Investments in gathering CI can pay-off for PE and VC firms by giving them a unique, close-up view of the competitive landscape in which their portfolio companies operate. This information can help the firm identify and exploit strengths and weaknesses to their advantage.
Competitive intelligence versus market research
Unlike conventional market research, competitive intelligence is viewed as a more strategic and future-focused activity, striving to go beyond a straightforward understanding of the current environment.
A good working definition of CI is an approach to collecting and analyzing information whose goals are to:
- Understand and anticipate the activities of competitors.
- Objectively perceive and interpret industry and market events.
- Spot and negotiate market disruptions in order to manage risk and gain organizational advantage.
CI initiatives may engage what-if scenarios or “war gaming” to try to understand what competitors might do in the future. It may try to assess the likelihood of potential future scenarios in order to justify specific business directions or decisions.
Using both published and non-published sources, insight are gathered on marketplace dynamics and challenges in a manner that is structured, disciplined and ethical.

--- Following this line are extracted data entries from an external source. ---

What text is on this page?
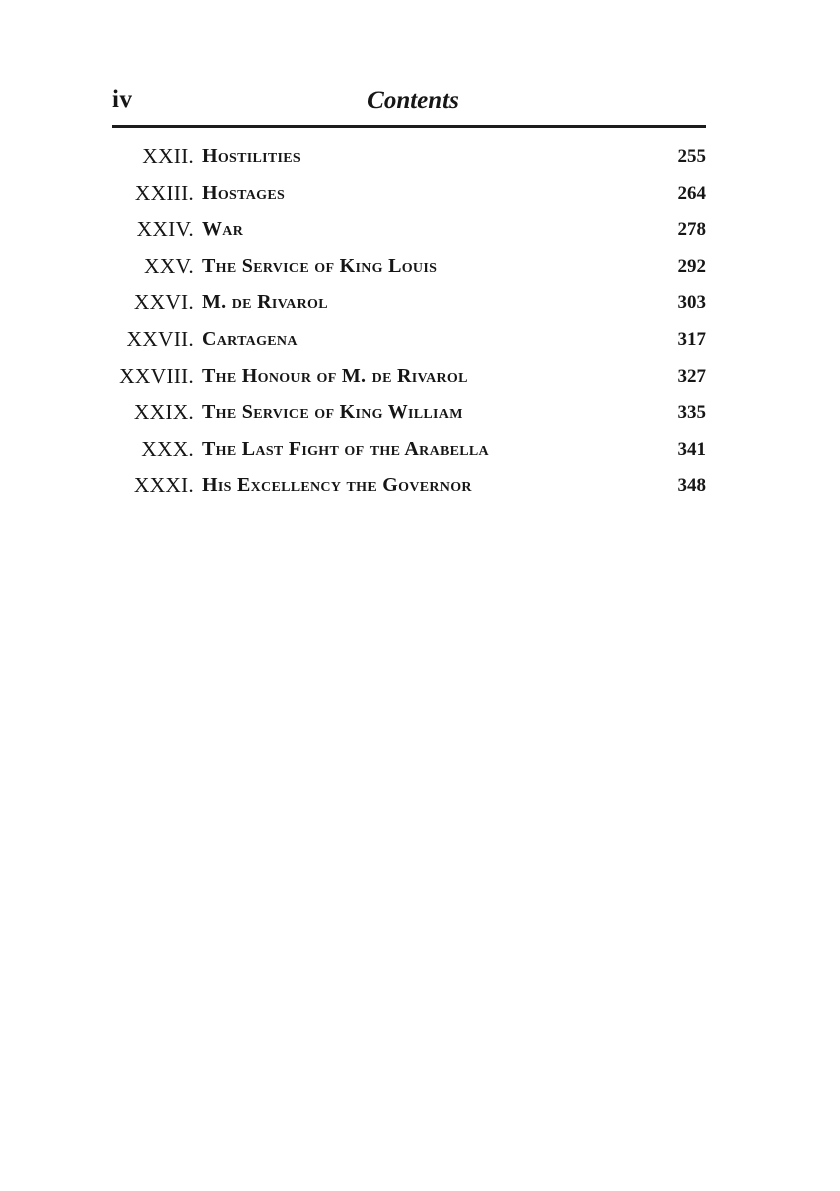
iv	Contents
XXII. Hostilities	255
XXIII. Hostages	264
XXIV. War	278
XXV. The Service of King Louis	292
XXVI. M. de Rivarol	303
XXVII. Cartagena	317
XXVIII. The Honour of M. de Rivarol	327
XXIX. The Service of King William	335
XXX. The Last Fight of the Arabella	341
XXXI. His Excellency the Governor	348
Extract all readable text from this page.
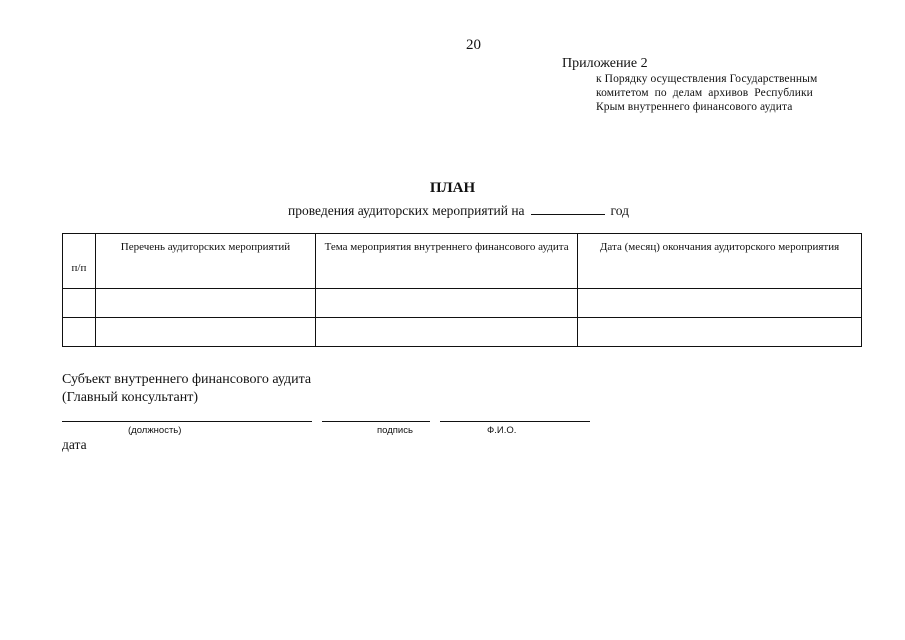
20
Приложение 2
к Порядку осуществления Государственным
комитетом по делам архивов Республики
Крым внутреннего финансового аудита
ПЛАН
проведения аудиторских мероприятий на	год
п/п	Перечень аудиторских мероприятий	Тема мероприятия внутреннего финансового аудита	Дата (месяц) окончания аудиторского мероприятия

Субъект внутреннего финансового аудита
(Главный консультант)
(должность)	подпись	Ф.И.О.
дата
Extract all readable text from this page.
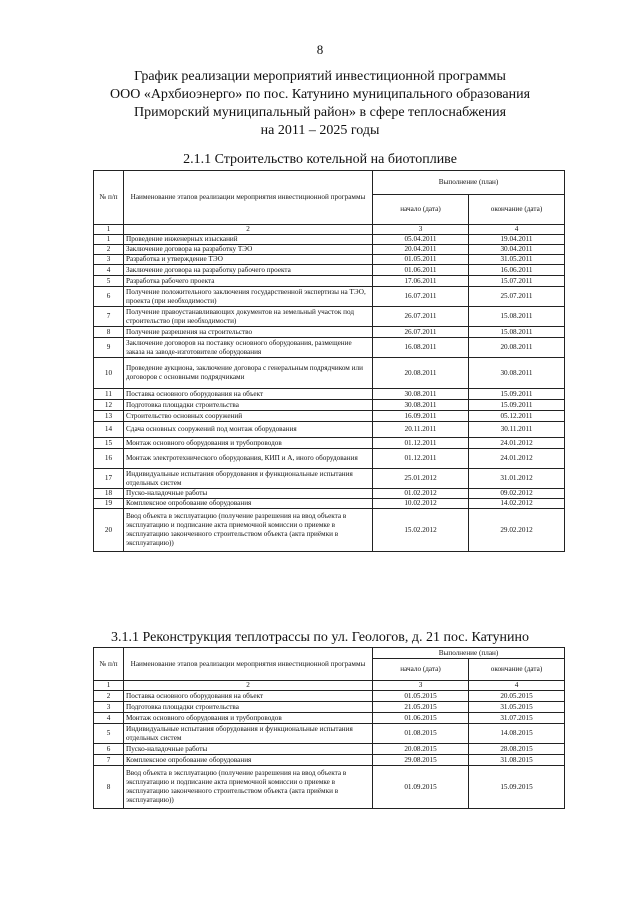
8
График реализации мероприятий инвестиционной программы
ООО «Архбиоэнерго» по пос. Катунино муниципального образования
Приморский муниципальный район» в сфере теплоснабжения
на 2011 – 2025 годы
2.1.1 Строительство котельной на биотопливе
№ п/п	Наименование этапов реализации мероприятия инвестиционной программы	Выполнение (план)	
		начало (дата)	окончание (дата)
1	2	3	4
1	Проведение инженерных изысканий	05.04.2011	19.04.2011
2	Заключение договора на разработку ТЭО	20.04.2011	30.04.2011
3	Разработка и утверждение ТЭО	01.05.2011	31.05.2011
4	Заключение договора на разработку рабочего проекта	01.06.2011	16.06.2011
5	Разработка рабочего проекта	17.06.2011	15.07.2011
6	Получение положительного заключения государственной экспертизы на ТЭО, проекта (при необходимости)	16.07.2011	25.07.2011
7	Получение правоустанавливающих документов на земельный участок под строительство (при необходимости)	26.07.2011	15.08.2011
8	Получение разрешения на строительство	26.07.2011	15.08.2011
9	Заключение договоров на поставку основного оборудования, размещение заказа на заводе-изготовителе оборудования	16.08.2011	20.08.2011
10	Проведение аукциона, заключение договора с генеральным подрядчиком или договоров с основными подрядчиками	20.08.2011	30.08.2011
11	Поставка основного оборудования на объект	30.08.2011	15.09.2011
12	Подготовка площадки строительства	30.08.2011	15.09.2011
13	Строительство основных сооружений	16.09.2011	05.12.2011
14	Сдача основных сооружений под монтаж оборудования	20.11.2011	30.11.2011
15	Монтаж основного оборудования и трубопроводов	01.12.2011	24.01.2012
16	Монтаж электротехнического оборудования, КИП и А, иного оборудования	01.12.2011	24.01.2012
17	Индивидуальные испытания оборудования и функциональные испытания отдельных систем	25.01.2012	31.01.2012
18	Пуско-наладочные работы	01.02.2012	09.02.2012
19	Комплексное опробование оборудования	10.02.2012	14.02.2012
20	Ввод объекта в эксплуатацию (получение разрешения на ввод объекта в эксплуатацию и подписание акта приемочной комиссии о приемке в эксплуатацию законченного строительством объекта (акта приёмки в эксплуатацию))	15.02.2012	29.02.2012
3.1.1 Реконструкция теплотрассы по ул. Геологов, д. 21 пос. Катунино
№ п/п	Наименование этапов реализации мероприятия инвестиционной программы	Выполнение (план)	
		начало (дата)	окончание (дата)
1	2	3	4
2	Поставка основного оборудования на объект	01.05.2015	20.05.2015
3	Подготовка площадки строительства	21.05.2015	31.05.2015
4	Монтаж основного оборудования и трубопроводов	01.06.2015	31.07.2015
5	Индивидуальные испытания оборудования и функциональные испытания отдельных систем	01.08.2015	14.08.2015
6	Пуско-наладочные работы	20.08.2015	28.08.2015
7	Комплексное опробование оборудования	29.08.2015	31.08.2015
8	Ввод объекта в эксплуатацию (получение разрешения на ввод объекта в эксплуатацию и подписание акта приемочной комиссии о приемке в эксплуатацию законченного строительством объекта (акта приёмки в эксплуатацию))	01.09.2015	15.09.2015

Strategic activities that grow out of CI:
- Bringing a current and accurate understanding of external competitive and market forces into strategic planning.
- Developing applicable insights through research and structured analysis.

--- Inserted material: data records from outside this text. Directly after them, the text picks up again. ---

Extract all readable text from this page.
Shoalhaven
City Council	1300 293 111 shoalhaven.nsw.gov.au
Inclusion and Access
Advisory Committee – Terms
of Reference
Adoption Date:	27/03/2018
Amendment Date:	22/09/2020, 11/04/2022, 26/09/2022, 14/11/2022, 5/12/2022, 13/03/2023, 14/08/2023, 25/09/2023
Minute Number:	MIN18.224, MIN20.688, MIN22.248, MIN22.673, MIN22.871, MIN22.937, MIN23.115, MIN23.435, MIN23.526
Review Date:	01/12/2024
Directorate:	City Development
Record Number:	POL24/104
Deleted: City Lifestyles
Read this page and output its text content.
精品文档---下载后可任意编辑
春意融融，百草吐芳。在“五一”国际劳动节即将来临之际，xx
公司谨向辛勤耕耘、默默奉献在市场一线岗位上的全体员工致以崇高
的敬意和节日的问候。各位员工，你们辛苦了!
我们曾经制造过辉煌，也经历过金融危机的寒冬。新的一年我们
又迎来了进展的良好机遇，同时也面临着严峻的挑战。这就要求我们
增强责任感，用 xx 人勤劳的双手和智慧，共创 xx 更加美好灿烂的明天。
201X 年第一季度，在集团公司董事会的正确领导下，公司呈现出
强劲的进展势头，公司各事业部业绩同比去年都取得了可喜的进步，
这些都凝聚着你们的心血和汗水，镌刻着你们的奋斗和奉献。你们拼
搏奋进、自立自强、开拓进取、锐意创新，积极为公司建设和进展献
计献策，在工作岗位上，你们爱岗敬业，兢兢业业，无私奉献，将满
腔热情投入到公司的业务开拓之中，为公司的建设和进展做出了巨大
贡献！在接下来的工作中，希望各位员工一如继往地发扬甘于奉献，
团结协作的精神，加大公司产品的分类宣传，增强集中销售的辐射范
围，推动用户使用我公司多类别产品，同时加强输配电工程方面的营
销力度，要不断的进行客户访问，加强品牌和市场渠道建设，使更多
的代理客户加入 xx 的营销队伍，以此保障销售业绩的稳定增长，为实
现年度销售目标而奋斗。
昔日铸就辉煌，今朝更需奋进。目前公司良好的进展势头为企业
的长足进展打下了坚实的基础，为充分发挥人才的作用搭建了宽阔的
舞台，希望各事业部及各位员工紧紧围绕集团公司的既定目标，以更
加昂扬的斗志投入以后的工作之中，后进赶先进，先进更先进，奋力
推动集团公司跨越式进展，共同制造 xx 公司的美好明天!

- Strengthening marketing, financial and operational activities.
- Minimizing decision-related risk and lowering uncertainty.
Competitive intelligence now plays a crucial role in business planning and strategizing.

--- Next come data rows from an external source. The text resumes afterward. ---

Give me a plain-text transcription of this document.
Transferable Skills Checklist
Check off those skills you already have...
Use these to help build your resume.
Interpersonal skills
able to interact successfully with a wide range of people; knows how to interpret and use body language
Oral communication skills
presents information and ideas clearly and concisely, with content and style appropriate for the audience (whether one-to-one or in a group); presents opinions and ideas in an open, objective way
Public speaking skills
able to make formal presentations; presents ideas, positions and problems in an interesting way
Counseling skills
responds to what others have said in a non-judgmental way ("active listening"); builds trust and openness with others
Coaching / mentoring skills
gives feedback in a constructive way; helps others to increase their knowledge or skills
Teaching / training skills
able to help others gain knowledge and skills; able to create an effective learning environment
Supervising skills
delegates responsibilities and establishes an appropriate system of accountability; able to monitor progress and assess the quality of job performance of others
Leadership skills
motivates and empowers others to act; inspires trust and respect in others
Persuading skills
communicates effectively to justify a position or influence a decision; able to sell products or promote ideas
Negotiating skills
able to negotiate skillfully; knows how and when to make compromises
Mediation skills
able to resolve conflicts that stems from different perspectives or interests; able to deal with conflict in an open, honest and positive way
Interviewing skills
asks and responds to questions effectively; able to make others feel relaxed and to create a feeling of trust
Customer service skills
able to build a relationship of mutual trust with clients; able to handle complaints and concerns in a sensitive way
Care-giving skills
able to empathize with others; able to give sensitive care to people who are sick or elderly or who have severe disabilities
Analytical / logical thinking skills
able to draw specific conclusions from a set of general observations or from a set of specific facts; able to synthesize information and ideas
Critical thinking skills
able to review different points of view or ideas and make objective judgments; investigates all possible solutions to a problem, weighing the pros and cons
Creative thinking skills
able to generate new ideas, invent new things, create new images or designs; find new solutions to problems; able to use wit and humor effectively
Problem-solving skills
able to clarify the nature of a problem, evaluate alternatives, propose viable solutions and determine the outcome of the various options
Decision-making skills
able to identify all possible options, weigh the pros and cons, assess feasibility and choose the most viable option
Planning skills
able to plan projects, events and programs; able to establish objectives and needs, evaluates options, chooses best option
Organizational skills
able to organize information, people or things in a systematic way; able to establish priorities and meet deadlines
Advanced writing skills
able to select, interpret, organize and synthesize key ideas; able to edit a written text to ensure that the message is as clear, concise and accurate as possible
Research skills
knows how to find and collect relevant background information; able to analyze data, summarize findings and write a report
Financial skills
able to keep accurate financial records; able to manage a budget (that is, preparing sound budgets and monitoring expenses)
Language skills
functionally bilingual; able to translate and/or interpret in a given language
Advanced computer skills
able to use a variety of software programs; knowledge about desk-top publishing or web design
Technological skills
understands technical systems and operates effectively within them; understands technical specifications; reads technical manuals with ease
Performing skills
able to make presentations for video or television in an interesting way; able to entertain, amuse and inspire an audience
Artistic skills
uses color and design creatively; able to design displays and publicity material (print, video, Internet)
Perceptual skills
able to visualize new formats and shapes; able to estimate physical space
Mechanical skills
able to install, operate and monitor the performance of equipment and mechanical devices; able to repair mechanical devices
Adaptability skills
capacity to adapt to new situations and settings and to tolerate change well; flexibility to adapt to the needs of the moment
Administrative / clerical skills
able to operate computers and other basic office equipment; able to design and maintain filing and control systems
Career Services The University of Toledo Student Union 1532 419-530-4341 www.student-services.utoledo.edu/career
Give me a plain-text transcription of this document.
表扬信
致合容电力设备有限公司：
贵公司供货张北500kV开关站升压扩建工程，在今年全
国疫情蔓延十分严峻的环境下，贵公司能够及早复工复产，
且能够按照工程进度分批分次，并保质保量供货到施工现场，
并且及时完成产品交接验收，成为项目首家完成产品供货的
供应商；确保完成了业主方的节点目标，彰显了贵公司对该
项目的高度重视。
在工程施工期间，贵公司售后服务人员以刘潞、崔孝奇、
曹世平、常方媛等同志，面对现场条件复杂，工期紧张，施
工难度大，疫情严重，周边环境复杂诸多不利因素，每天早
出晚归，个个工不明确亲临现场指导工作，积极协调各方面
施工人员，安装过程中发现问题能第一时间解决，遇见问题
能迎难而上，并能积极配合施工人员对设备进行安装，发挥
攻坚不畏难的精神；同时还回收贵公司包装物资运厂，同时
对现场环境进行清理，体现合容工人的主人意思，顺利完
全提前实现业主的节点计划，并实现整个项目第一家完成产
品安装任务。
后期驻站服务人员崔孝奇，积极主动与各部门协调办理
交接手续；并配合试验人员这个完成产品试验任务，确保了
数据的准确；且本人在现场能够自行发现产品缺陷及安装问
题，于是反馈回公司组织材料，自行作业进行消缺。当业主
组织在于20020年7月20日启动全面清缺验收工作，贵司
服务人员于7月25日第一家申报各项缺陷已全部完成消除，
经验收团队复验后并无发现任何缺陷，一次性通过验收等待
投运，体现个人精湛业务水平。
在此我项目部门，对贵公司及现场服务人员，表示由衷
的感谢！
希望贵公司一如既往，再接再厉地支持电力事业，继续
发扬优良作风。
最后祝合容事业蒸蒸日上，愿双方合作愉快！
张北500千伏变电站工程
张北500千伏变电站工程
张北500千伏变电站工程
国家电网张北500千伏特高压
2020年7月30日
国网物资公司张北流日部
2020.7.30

The cost of competitive intelligence
While competitive intelligence gathering can include some standard information like company and industry profiles, CI projects are not off-the-shelf. They are customized to meet specific requirements. And while discrete, “one and done” CI reports can be useful, the most effective way to leverage CI is through ongoing monitoring and assessment of the competitive landscape.
When looking at outside providers of CI services, costs depend on a variety of factors like the number of companies and industries involved, the cost of news and data sources and the scope and duration of a CI engagement.
Applications and subscriptions to business information services from companies like Thomson Reuters, Relx Group, Standard & Poor’s and Bloomberg contribute to CI costs.
Robyn Rebollo, LAC Group VP of Spend Management Services, recommends buyers take an incremental leap into the CI /BI analytics products market, conducting a pilot to identify the most meaningful metrics for their needs.
According to Robyn,
Forbes is reporting that 60% of CIOs predict their spending on analytics and applications for business and competitive intelligence will increase in the next 12 months, and we see a similar pattern with our clients. However, it’s still early adoption, and these products are not necessarily providing the reporting that C-level executives need for strategic decision-making, which means a lot of tweaking and customization of the outputs are still required.
It requires certain skills and practices to pull relevant news and data from these services, to scour the deep web for hidden information and to do the customization that brings it altogether in a useful way for executives. Many private investment firms believe they can do this with the people they have, yet their researchers are mostly financial analysts, narrowly focused on numbers and unfamiliar with broader information searches.
As performed by experienced researchers and information specialists, competitive intelligence truly can be the spark for more creative, strategic thinking and informed decision-making. It allows private equity firms to closely monitor the industries and markets they invest in, deepen their understanding of known areas and explore new areas for continued investment success.